Asian sell-off creates opportunities for investors

Asian sell-off creates opportunities for investors
Market concerns about bubbles in China are vastly over exaggerated
Andrew Beal, portfolio manager at Henderson TR Pacific Investment Trust plc.
Even though markets have declined, Asia looks set to escape the worst impact of the European debt problem, says Andrew Beal, portfolio manager at Henderson TR Pacific Investment Trust plc.

Despite the current European debt crisis, economic data indicates that Western problems will have a limited impact on their Asian counterparts. Beal predicts that the region's markets will return 10-20% by the end of 2010.

Asia's economic momentum remains very strong. At the start of the year, the greatest fear was that the region's economies were growing too fast and risked higher inflation. Slower growth in Europe and the US may actually help alleviate these fears.

There is limited risk that slower Western economies will derail Asia. Beal says, "Depending on the country in question, Europe receives approximately 10-20% of Asian exports resulting in 5-10% of Asian GDP exposed to Europe, thus even in a very negative scenario we would see, at most, a couple of percentage points knocked off Asian GDP growth."
The rebalancing of Asian economies towards domestic consumers continues to gather momentum.

Wages in China have been increasing rapidly in recent months. Beal argues that this is part of government policy designed to put more money in workers' pockets and to encourage a move within the manufacturing industry towards the lower cost and less developed Western provinces. We are also likely to see more low end manufacturing moving to Vietnam, Indonesia and India but the chances of these economies taking China's place in higher end manufacturing is low in Beal's opinion.

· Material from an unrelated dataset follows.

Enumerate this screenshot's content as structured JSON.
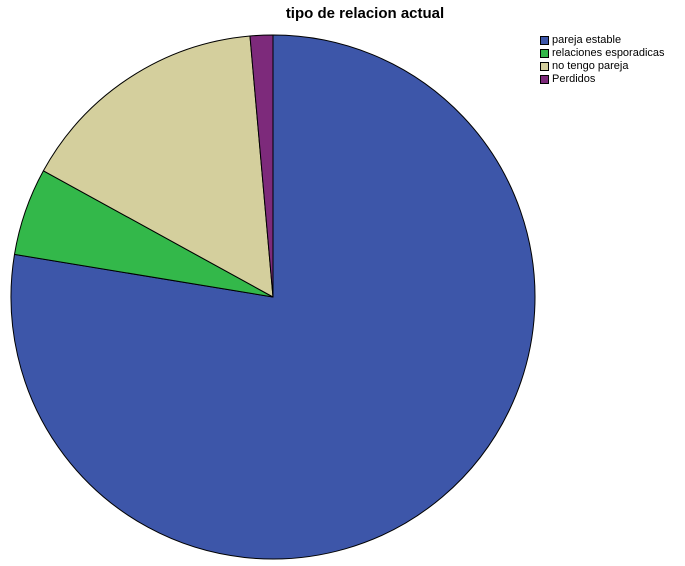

He argues that "the infrastructure and skills just do not exist in these countries to allow them to take significant share from China. In the industries where China has a sustainable advantage, Western companies and consumers are just going to have to absorb these additional wage costs".

Beal notes that the policy of allowing higher wages in China is possible at the moment precisely because the economies of the West are so weak, "slow growth in Europe and the US keeps commodity prices under control and prevents higher wages in China leading to a build up of inflationary pressure".

Beal also dismisses fears that "bubble" conditions exist in China, stating: "Market concerns about bubbles in China are vastly over exaggerated and this misplaced market fear is creating a number of interesting stock plays.

“The presence of well capitalised liquid banks and predominantly debt-free consumers has created a positive outlook for earnings across Asia. This is particularly true of China, Hong Kong and Taiwan, where we are finding more stocks to buy.

"Despite the currently fragile sentiment towards markets, defensive behaviour is too late and investors now need to slowly average into these markets over the course of the next couple of months with a view to being fully invested by the end of the summer," said Beal.